Toll-Like Receptor (TLR) genes encode receptor molecules which bind to
pathogen-associated molecular patterns - evolutionary conserved
structures that are integral to the pathogen (Medzhitov, 2001). Once
bound, the TLR molecule triggers a cascade of processes associated with
the innate and adaptive immune responses (Akira, Uematsu, & Takeuchi,
2006). Vertebrate TLRs can be divided into six families, depending on
the pathogen-associated molecular patterns they detect (Roach et al.,
2005). For example, TLR3 binds to viral dsRNA (Barton, 2007),
while TLR5 binds to bacterial flagellin (Brownlie & Allan,
2011). While the majority of the TLR structure is structurally conserved
(Roach et al., 2005), there is variation in the leucine-rich repeat
domain of TLR genes, resulting in functional variation at the binding
site. Such TLR polymorphisms have been associated with resistance
(Antonides, Mathur, Sundaram, Ricklefs, & DeWoody, 2019), or
susceptibility to specific pathogens (Kloch et al., 2018), or associated
with increased survival (Grueber, Wallis, & Jamieson, 2013; Bateson et
al., 2016). TLRs can evolve rapidly as a result of pathogen-mediated
selection (Downing, Lloyd, O’Farrelly, & Bradley, 2010) and evidence of
balancing selection at TLR genes has been reported for various taxa
(e.g. Areal, Abrantes, & Esteves, 2011; Velová, Gutowska-Ding, Burt, &
Vinkler, 2018). Nevertheless, most of these studies only inferred past
selection from sequence variation and could not determine if selection
was still acting, or determine the specific mechanisms involved.
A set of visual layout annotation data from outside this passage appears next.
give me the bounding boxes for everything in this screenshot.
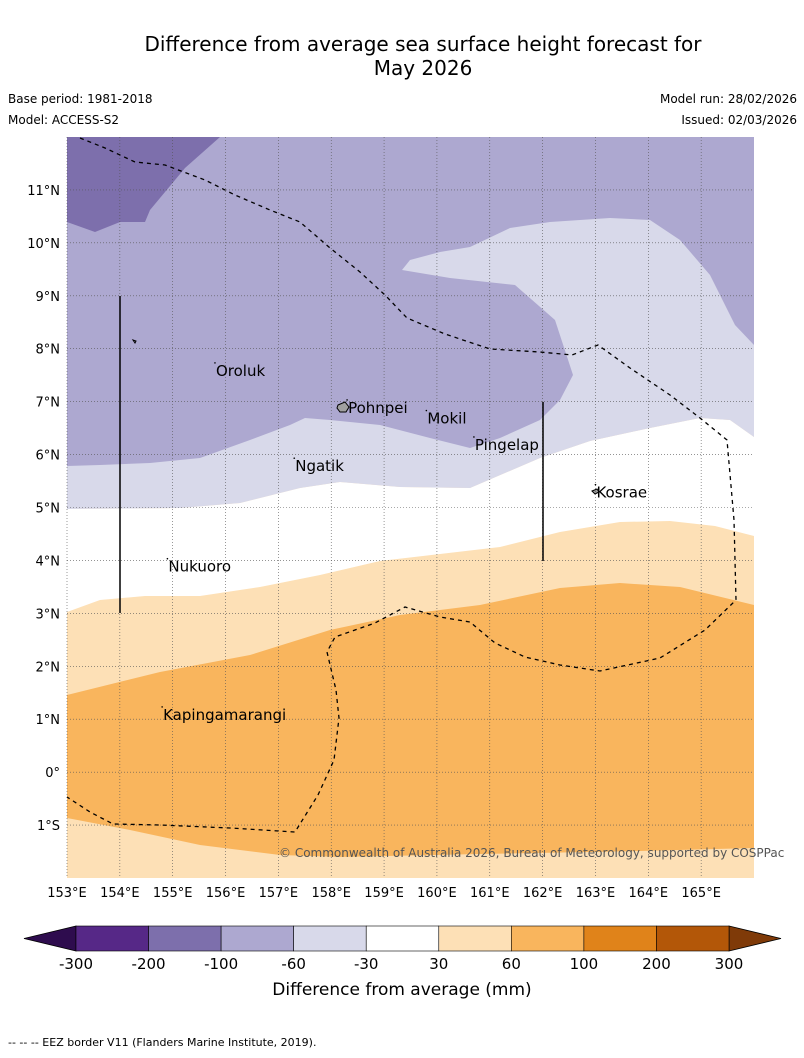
colorbar-tick-label: -100: [204, 955, 238, 973]
map-figure: Oroluk Pohnpei Mokil Pingelap Ngatik Kosrae Nu…: [23, 137, 784, 1000]
colorbar-tick-label: 200: [642, 955, 671, 973]
colorbar-under-arrow: [23, 925, 77, 952]
lat-tick-label: 3°N: [36, 607, 61, 622]
colorbar-over-arrow: [728, 925, 782, 952]
colorbar: -300 -200 -100 -60 -30 30 60 100 200 300 Differenc…: [23, 925, 782, 1000]
lon-tick-label: 163°E: [576, 886, 616, 901]
graticule: [66, 137, 754, 878]
lat-tick-label: 9°N: [36, 290, 61, 305]
colorbar-tick-label: 30: [429, 955, 448, 973]
lon-tick-label: 156°E: [206, 886, 246, 901]
lon-tick-label: 161°E: [470, 886, 510, 901]
eez-legend-note: -- -- -- EEZ border V11 (Flanders Marine…: [8, 1036, 317, 1049]
lon-tick-label: 159°E: [364, 886, 404, 901]
colorbar-segment: [293, 925, 367, 952]
copyright-notice: © Commonwealth of Australia 2026, Bureau…: [279, 846, 784, 860]
colorbar-tick-label: -300: [59, 955, 93, 973]
lat-tick-label: 4°N: [36, 554, 61, 569]
place-marker: [293, 457, 296, 459]
band-neg30-30: [67, 418, 754, 612]
lat-tick-label: 1°N: [36, 713, 61, 728]
lon-tick-label: 162°E: [523, 886, 563, 901]
lat-tick-label: 0°: [45, 766, 60, 781]
place-marker: [594, 483, 597, 486]
colorbar-segment: [656, 925, 730, 952]
colorbar-title: Difference from average (mm): [272, 980, 531, 1000]
lon-tick-label: 158°E: [311, 886, 351, 901]
lon-tick-label: 157°E: [259, 886, 299, 901]
place-label: Nukuoro: [168, 558, 231, 576]
place-label: Kapingamarangi: [163, 706, 286, 724]
place-label: Pingelap: [475, 436, 539, 454]
title-line-1: Difference from average sea surface heig…: [144, 32, 702, 56]
issued-date: Issued: 02/03/2026: [681, 113, 797, 127]
model-name: Model: ACCESS-S2: [8, 113, 120, 127]
place-label: Pohnpei: [348, 399, 408, 417]
place-marker: [161, 706, 163, 708]
lon-tick-label: 155°E: [153, 886, 193, 901]
lat-tick-label: 6°N: [36, 449, 61, 464]
lat-tick-label: 11°N: [27, 184, 60, 199]
model-run: Model run: 28/02/2026: [659, 92, 797, 106]
band-neg100-neg60: [67, 137, 754, 466]
chart-title: Difference from average sea surface heig…: [0, 32, 804, 80]
place-label: Kosrae: [596, 484, 647, 502]
place-label: Mokil: [427, 410, 466, 428]
colorbar-segment: [148, 925, 222, 952]
place-marker: [346, 399, 348, 401]
place-marker: [473, 436, 475, 438]
colorbar-tick-label: 300: [715, 955, 744, 973]
place-marker: [214, 362, 216, 364]
lon-tick-label: 165°E: [681, 886, 721, 901]
island-pohnpei: [336, 401, 350, 413]
place-marker: [166, 557, 169, 560]
eez-border: [66, 137, 737, 833]
contour-layer: [67, 137, 754, 878]
lat-tick-label: 10°N: [27, 237, 60, 252]
lat-tick-label: 1°S: [37, 819, 60, 834]
lat-tick-label: 7°N: [36, 396, 61, 411]
island-small: [131, 339, 137, 344]
place-label: Ngatik: [295, 457, 344, 475]
place-label: Oroluk: [216, 362, 265, 380]
colorbar-tick-label: -30: [354, 955, 379, 973]
colorbar-tick-label: -200: [132, 955, 166, 973]
map-plot-area: Oroluk Pohnpei Mokil Pingelap Ngatik Kosrae Nu…: [27, 137, 784, 901]
band-neg200-neg100: [67, 137, 220, 232]
lat-tick-label: 5°N: [36, 502, 61, 517]
colorbar-segment: [75, 925, 149, 952]
place-marker: [425, 409, 428, 412]
colorbar-segment: [511, 925, 585, 952]
axes: 11°N 10°N 9°N 8°N 7°N 6°N 5°N 4°N 3°N 2°N 1°N 0° 1°S…: [27, 184, 721, 901]
colorbar-tick-label: 100: [570, 955, 599, 973]
lon-tick-label: 164°E: [629, 886, 669, 901]
colorbar-segment: [583, 925, 657, 952]
place-labels: Oroluk Pohnpei Mokil Pingelap Ngatik Kosrae Nu…: [161, 362, 647, 724]
lat-tick-label: 8°N: [36, 343, 61, 358]
lon-tick-label: 154°E: [100, 886, 140, 901]
colorbar-tick-label: 60: [502, 955, 521, 973]
colorbar-segment: [438, 925, 512, 952]
base-period: Base period: 1981-2018: [8, 92, 153, 106]
colorbar-segment: [365, 925, 440, 952]
colorbar-tick-label: -60: [281, 955, 306, 973]
lat-tick-label: 2°N: [36, 660, 61, 675]
title-line-2: May 2026: [373, 56, 473, 80]
band-60-100: [67, 583, 754, 857]
lon-tick-label: 160°E: [417, 886, 457, 901]
colorbar-segment: [220, 925, 294, 952]
lon-tick-label: 153°E: [47, 886, 87, 901]
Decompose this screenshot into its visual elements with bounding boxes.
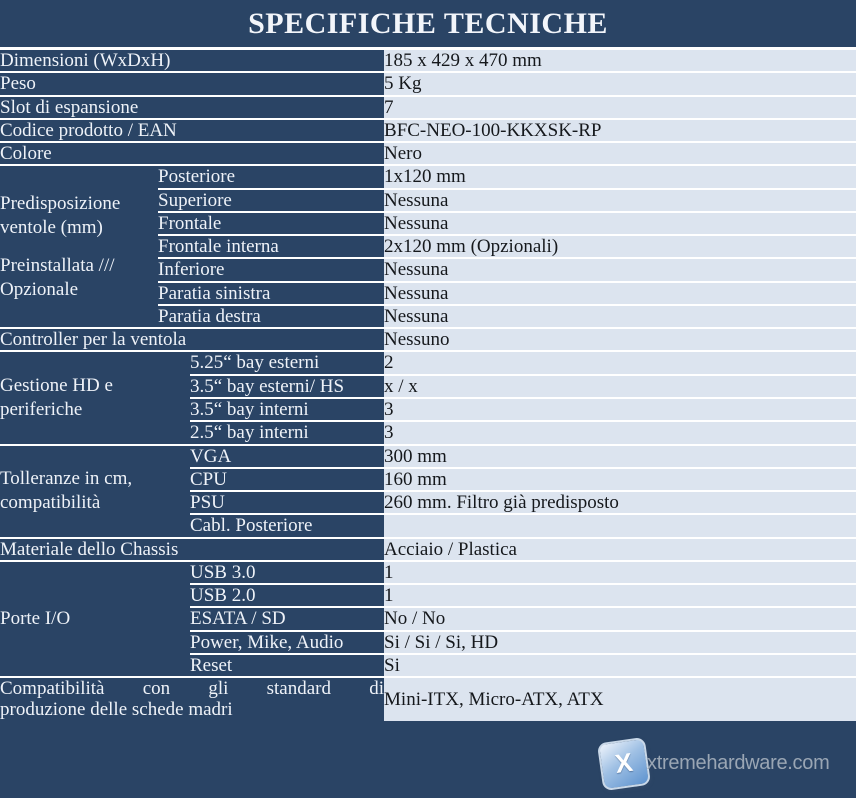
group-label-porte-io: Porte I/O [0, 560, 190, 679]
table-row: Materiale dello Chassis Acciaio / Plasti… [0, 537, 856, 562]
row-label-materiale: Materiale dello Chassis [0, 537, 385, 562]
sub-value-cpu: 160 mm [384, 467, 856, 493]
sub-value-inferiore: Nessuna [384, 258, 856, 283]
table-row: ESATA / SD No / No [0, 607, 856, 632]
table-row: USB 2.0 1 [0, 584, 856, 609]
sub-label-paratia-sinistra: Paratia sinistra [158, 281, 385, 306]
sub-label-cabl-posteriore: Cabl. Posteriore [190, 514, 385, 539]
sub-value-frontale-interna: 2x120 mm (Opzionali) [384, 235, 856, 260]
row-label-codice: Codice prodotto / EAN [0, 118, 385, 144]
sub-label-posteriore: Posteriore [158, 165, 385, 190]
sub-value-bay-35-interni: 3 [384, 397, 856, 423]
table-row: Frontale interna 2x120 mm (Opzionali) [0, 235, 856, 260]
table-row: Peso 5 Kg [0, 72, 856, 97]
sub-value-frontale: Nessuna [384, 211, 856, 237]
table-row: Slot di espansione 7 [0, 95, 856, 120]
sub-value-usb-30: 1 [384, 560, 856, 586]
sub-value-bay-25-interni: 3 [384, 421, 856, 446]
group-label-ventole: Predisposizione ventole (mm) Preinstalla… [0, 165, 158, 330]
sub-label-cpu: CPU [190, 467, 385, 493]
row-value-codice: BFC-NEO-100-KKXSK-RP [384, 118, 856, 144]
table-row: CPU 160 mm [0, 467, 856, 493]
sub-value-posteriore: 1x120 mm [384, 165, 856, 190]
table-row: Power, Mike, Audio Si / Si / Si, HD [0, 630, 856, 655]
xtremehardware-logo-icon [596, 736, 652, 792]
row-label-compatibilita-line2: produzione delle schede madri [0, 699, 233, 721]
row-label-slot: Slot di espansione [0, 95, 385, 120]
row-value-colore: Nero [384, 142, 856, 167]
sub-label-esata-sd: ESATA / SD [190, 607, 385, 632]
sub-label-frontale-interna: Frontale interna [158, 235, 385, 260]
table-row: Porte I/O USB 3.0 1 [0, 560, 856, 679]
row-label-compatibilita: Compatibilità con gli standard di produz… [0, 677, 385, 721]
watermark-text: xtremehardware.com [647, 752, 830, 774]
row-label-compatibilita-line1: Compatibilità con gli standard di [0, 678, 385, 700]
sub-label-usb-20: USB 2.0 [190, 584, 385, 609]
table-row: Predisposizione ventole (mm) Preinstalla… [0, 165, 856, 330]
table-row: PSU 260 mm. Filtro già predisposto [0, 491, 856, 516]
table-row: Colore Nero [0, 142, 856, 167]
sub-label-power-mike-audio: Power, Mike, Audio [190, 630, 385, 655]
table-row: Gestione HD e periferiche 5.25“ bay este… [0, 351, 856, 446]
specifications-table: Dimensioni (WxDxH) 185 x 429 x 470 mm Pe… [0, 50, 856, 721]
row-value-compatibilita: Mini-ITX, Micro-ATX, ATX [384, 677, 856, 721]
table-row: Codice prodotto / EAN BFC-NEO-100-KKXSK-… [0, 118, 856, 144]
row-value-compatibilita-text: Mini-ITX, Micro-ATX, ATX [384, 688, 604, 710]
sub-value-paratia-sinistra: Nessuna [384, 281, 856, 306]
table-row: 3.5“ bay interni 3 [0, 397, 856, 423]
table-row: Frontale Nessuna [0, 211, 856, 237]
table-row: 3.5“ bay esterni/ HS x / x [0, 374, 856, 399]
row-value-peso: 5 Kg [384, 72, 856, 97]
table-row: Paratia destra Nessuna [0, 304, 856, 330]
sub-label-reset: Reset [190, 653, 385, 679]
sub-value-psu: 260 mm. Filtro già predisposto [384, 491, 856, 516]
sub-value-power-mike-audio: Si / Si / Si, HD [384, 630, 856, 655]
sub-value-paratia-destra: Nessuna [384, 304, 856, 330]
row-value-controller: Nessuno [384, 328, 856, 353]
table-row: Superiore Nessuna [0, 188, 856, 213]
table-row: Reset Si [0, 653, 856, 679]
sub-label-bay-35-interni: 3.5“ bay interni [190, 397, 385, 423]
sub-value-reset: Si [384, 653, 856, 679]
sub-label-bay-25-interni: 2.5“ bay interni [190, 421, 385, 446]
row-value-slot: 7 [384, 95, 856, 120]
sub-value-bay-35-esterni: x / x [384, 374, 856, 399]
sub-label-frontale: Frontale [158, 211, 385, 237]
group-label-ventole-line2: Preinstallata /// Opzionale [0, 254, 115, 300]
sub-label-vga: VGA [190, 444, 385, 469]
watermark: xtremehardware.com [596, 736, 850, 796]
row-label-peso: Peso [0, 72, 385, 97]
sub-label-inferiore: Inferiore [158, 258, 385, 283]
row-label-controller: Controller per la ventola [0, 328, 385, 353]
group-label-ventole-line1: Predisposizione ventole (mm) [0, 193, 121, 238]
group-label-gestione-hd: Gestione HD e periferiche [0, 351, 190, 446]
row-value-materiale: Acciaio / Plastica [384, 537, 856, 562]
sub-label-superiore: Superiore [158, 188, 385, 213]
row-label-colore: Colore [0, 142, 385, 167]
table-row: Cabl. Posteriore [0, 514, 856, 539]
sub-label-bay-35-esterni: 3.5“ bay esterni/ HS [190, 374, 385, 399]
table-row: Controller per la ventola Nessuno [0, 328, 856, 353]
sub-label-psu: PSU [190, 491, 385, 516]
row-label-dimensioni: Dimensioni (WxDxH) [0, 50, 385, 74]
row-value-dimensioni: 185 x 429 x 470 mm [384, 50, 856, 74]
sub-label-bay-525-esterni: 5.25“ bay esterni [190, 351, 385, 376]
sub-value-esata-sd: No / No [384, 607, 856, 632]
table-row: Dimensioni (WxDxH) 185 x 429 x 470 mm [0, 50, 856, 74]
sub-value-superiore: Nessuna [384, 188, 856, 213]
sub-label-paratia-destra: Paratia destra [158, 304, 385, 330]
table-row: Tolleranze in cm, compatibilità VGA 300 … [0, 444, 856, 539]
group-label-tolleranze: Tolleranze in cm, compatibilità [0, 444, 190, 539]
sub-value-bay-525-esterni: 2 [384, 351, 856, 376]
table-row: Inferiore Nessuna [0, 258, 856, 283]
table-row: Compatibilità con gli standard di produz… [0, 677, 856, 721]
page-title: SPECIFICHE TECNICHE [0, 0, 856, 50]
sub-value-cabl-posteriore [384, 514, 856, 539]
sub-value-vga: 300 mm [384, 444, 856, 469]
sub-label-usb-30: USB 3.0 [190, 560, 385, 586]
sub-value-usb-20: 1 [384, 584, 856, 609]
table-row: 2.5“ bay interni 3 [0, 421, 856, 446]
table-row: Paratia sinistra Nessuna [0, 281, 856, 306]
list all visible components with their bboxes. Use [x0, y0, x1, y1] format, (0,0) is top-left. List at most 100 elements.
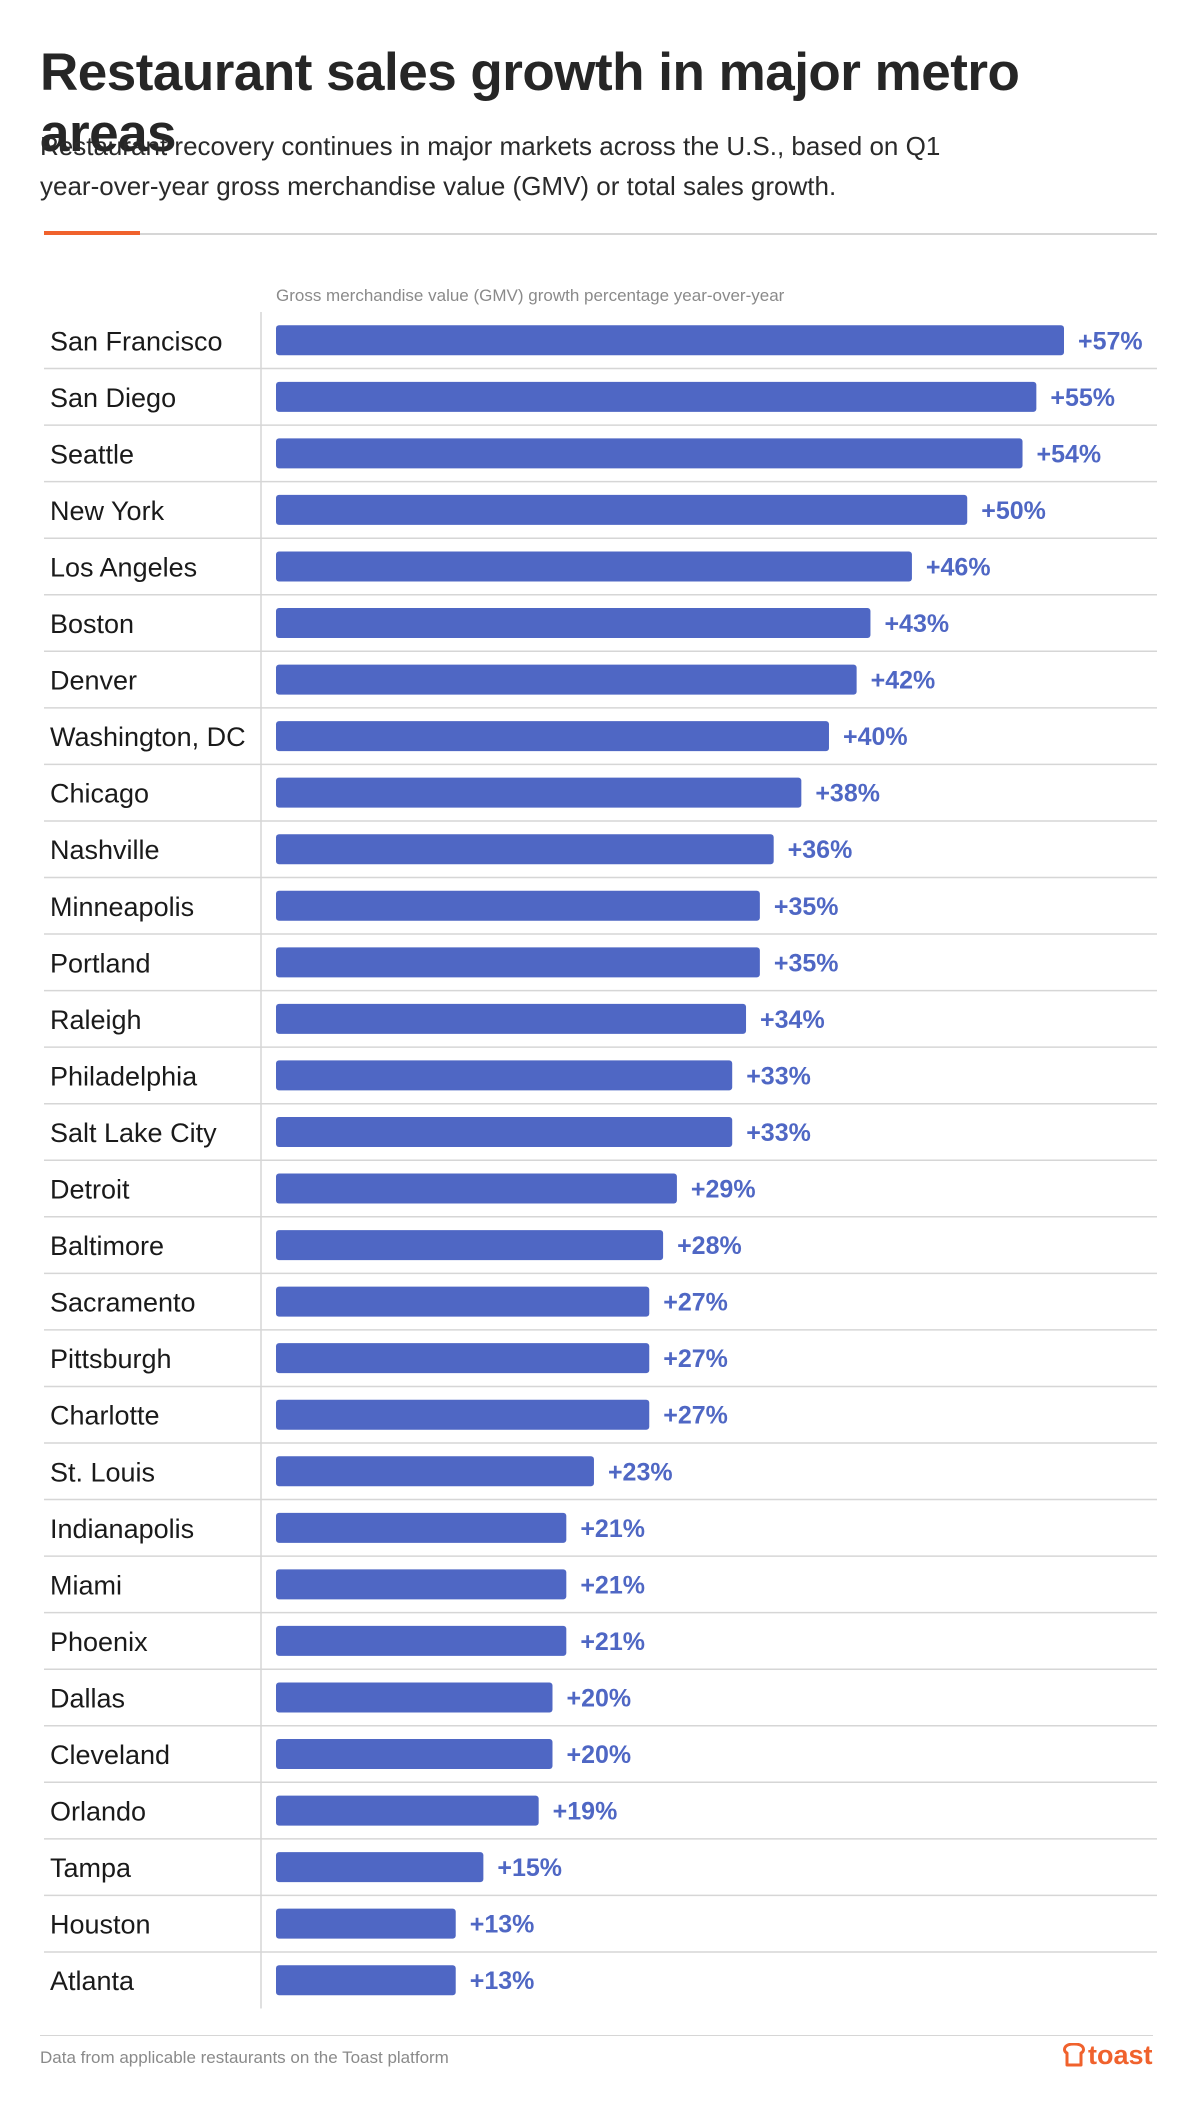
category-label: Pittsburgh — [50, 1344, 172, 1374]
category-label: Indianapolis — [50, 1514, 194, 1544]
value-label: +50% — [981, 497, 1046, 525]
bar — [276, 777, 802, 808]
bar — [276, 1230, 664, 1261]
value-label: +28% — [677, 1232, 742, 1260]
category-label: Denver — [50, 666, 137, 696]
value-label: +13% — [470, 1967, 535, 1995]
category-label: Houston — [50, 1910, 151, 1940]
category-label: Chicago — [50, 779, 149, 809]
value-label: +33% — [746, 1119, 811, 1147]
bar — [276, 325, 1064, 356]
bar — [276, 494, 968, 525]
category-label: Cleveland — [50, 1740, 170, 1770]
source-note: Data from applicable restaurants on the … — [40, 2048, 449, 2067]
category-label: Sacramento — [50, 1288, 196, 1318]
header-accent-rule — [44, 231, 140, 235]
x-axis-label: Gross merchandise value (GMV) growth per… — [276, 286, 785, 305]
logo-wordmark: toast — [1088, 2039, 1153, 2070]
header-divider — [44, 233, 1157, 235]
value-label: +42% — [871, 667, 936, 695]
bar — [276, 1173, 677, 1204]
category-label: Baltimore — [50, 1231, 164, 1261]
bar — [276, 1003, 747, 1034]
category-label: San Francisco — [50, 326, 223, 356]
bar — [276, 1625, 567, 1656]
category-label: Los Angeles — [50, 552, 197, 582]
category-label: San Diego — [50, 383, 176, 413]
value-label: +21% — [580, 1571, 645, 1599]
value-label: +27% — [663, 1402, 728, 1430]
value-label: +29% — [691, 1176, 756, 1204]
value-label: +20% — [566, 1741, 631, 1769]
value-label: +21% — [580, 1515, 645, 1543]
category-label: Nashville — [50, 835, 160, 865]
category-label: St. Louis — [50, 1457, 155, 1487]
chart-subtitle: Restaurant recovery continues in major m… — [40, 131, 941, 201]
category-label: New York — [50, 496, 165, 526]
bar — [276, 1456, 594, 1487]
value-label: +35% — [774, 949, 839, 977]
bar — [276, 1512, 567, 1543]
category-label: Dallas — [50, 1683, 125, 1713]
value-label: +34% — [760, 1006, 825, 1034]
category-label: Raleigh — [50, 1005, 142, 1035]
bar — [276, 1908, 456, 1939]
value-label: +43% — [884, 610, 949, 638]
bar — [276, 1739, 553, 1770]
bar — [276, 1852, 484, 1883]
category-label: Minneapolis — [50, 892, 194, 922]
category-label: Atlanta — [50, 1966, 135, 1996]
toast-logo-icon — [1063, 2043, 1085, 2067]
toast-logo: toast — [1063, 2038, 1153, 2072]
value-label: +38% — [815, 780, 880, 808]
value-label: +36% — [788, 836, 853, 864]
category-label: Detroit — [50, 1175, 130, 1205]
bar — [276, 1795, 539, 1826]
category-label: Seattle — [50, 439, 134, 469]
value-label: +35% — [774, 893, 839, 921]
category-label: Boston — [50, 609, 134, 639]
value-label: +21% — [580, 1628, 645, 1656]
bar — [276, 1116, 733, 1147]
value-label: +54% — [1037, 440, 1102, 468]
bar — [276, 947, 760, 978]
category-label: Charlotte — [50, 1401, 160, 1431]
category-label: Phoenix — [50, 1627, 148, 1657]
bar — [276, 381, 1037, 412]
value-label: +23% — [608, 1458, 673, 1486]
value-label: +40% — [843, 723, 908, 751]
value-label: +27% — [663, 1345, 728, 1373]
value-label: +57% — [1078, 327, 1143, 355]
value-label: +46% — [926, 553, 991, 581]
bar — [276, 1965, 456, 1996]
category-label: Miami — [50, 1570, 122, 1600]
category-label: Philadelphia — [50, 1061, 198, 1091]
bar — [276, 1060, 733, 1091]
value-label: +20% — [566, 1684, 631, 1712]
bar — [276, 1343, 650, 1374]
bar — [276, 890, 760, 921]
bar — [276, 834, 774, 865]
value-label: +15% — [497, 1854, 562, 1882]
value-label: +19% — [553, 1798, 618, 1826]
bar — [276, 1569, 567, 1600]
category-label: Salt Lake City — [50, 1118, 217, 1148]
bar — [276, 1399, 650, 1430]
category-label: Tampa — [50, 1853, 132, 1883]
bar — [276, 664, 857, 695]
category-label: Washington, DC — [50, 722, 246, 752]
value-label: +27% — [663, 1289, 728, 1317]
value-label: +13% — [470, 1911, 535, 1939]
bar — [276, 1682, 553, 1713]
bar — [276, 1286, 650, 1317]
bar-chart: San Francisco +57% San Diego +55% Seattle +54… — [44, 312, 1157, 2009]
category-label: Orlando — [50, 1797, 146, 1827]
value-label: +55% — [1050, 384, 1115, 412]
bar — [276, 608, 871, 639]
bar — [276, 551, 912, 582]
bar — [276, 438, 1023, 469]
chart-title: Restaurant sales growth in major metro a… — [40, 43, 1020, 163]
bar — [276, 721, 829, 752]
category-label: Portland — [50, 948, 151, 978]
value-label: +33% — [746, 1062, 811, 1090]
Moreover, in various bottlenecked populations, genetic drift may
override selection as the dominant evolutionary force shaping TLR
variation (Grueber et al., 2013; Gonzalez‐Quevedo, Spurgin, Illera, &
Richardson, 2015).
Here, we investigate the contemporary evolution of TLR variation in a
natural population of Seychelles warblers (Acrocephalus
sechellensis ). The last remaining population of this species on Cousin
island underwent a bottleneck in the 1900s resulting in decreased
genome-wide genetic variation (Spurgin et al., 2014). Extensive
longitudinal monitoring and a lack of dispersal (Komdeur, Piersma,
Kraaijeveld, Kraaijeveld-Smit, & Richardson, 2004) means that virtually
all individual warblers on Cousin island are sampled, marked and tracked
throughout their entire lives (Komdeur, 1992; Hammers et al., 2015).
This allows for accurate measures of survival and reproductive success
(Hammers et al., 2019). As part of a conservation programme, individuals
have been translocated from Cousin to establish populations on four
additional islands (Komdeur, 1994; Richardson, Bristol, & Shah, 2006;
Wright, Shah, & Richardson, 2014), allowing spatial TLR variation to be
investigated. A previous study found that five of seven TLR loci
examined in the Seychelles warbler were polymorphic and detected a
signature of past positive selection at two loci, one of these beingTLR3 - a viral sensing TLR (Gilroy, van Oosterhout, Komdeur, &
Richardson, 2017). A SNP at this TLR3 loci was singled out for
investigation because it is non-synonymous, found within the
functionally important leucine-rich repeat domain region, and had a
relatively high minor allele frequency (32%). However, if and how
balancing selection maintains variation at this locus has yet to be
investigated.
We first assess how the frequency of this TLR3 SNP has changed
over 25-years in the Seychelles warbler on Cousin Island. We then test
the role of selection in shaping TLR3 variation in this
population; specifically, if survival and reproductive success are
associated with individual TLR3 genotypes. Lastly, we compare
patterns of TLR3 evolution over time in, and between, the Cousin
population and the newly established (translocated) populations. These
analyses allow us to better understand which evolutionary forces shape
immunogenetic variation in small populations of conservation concern.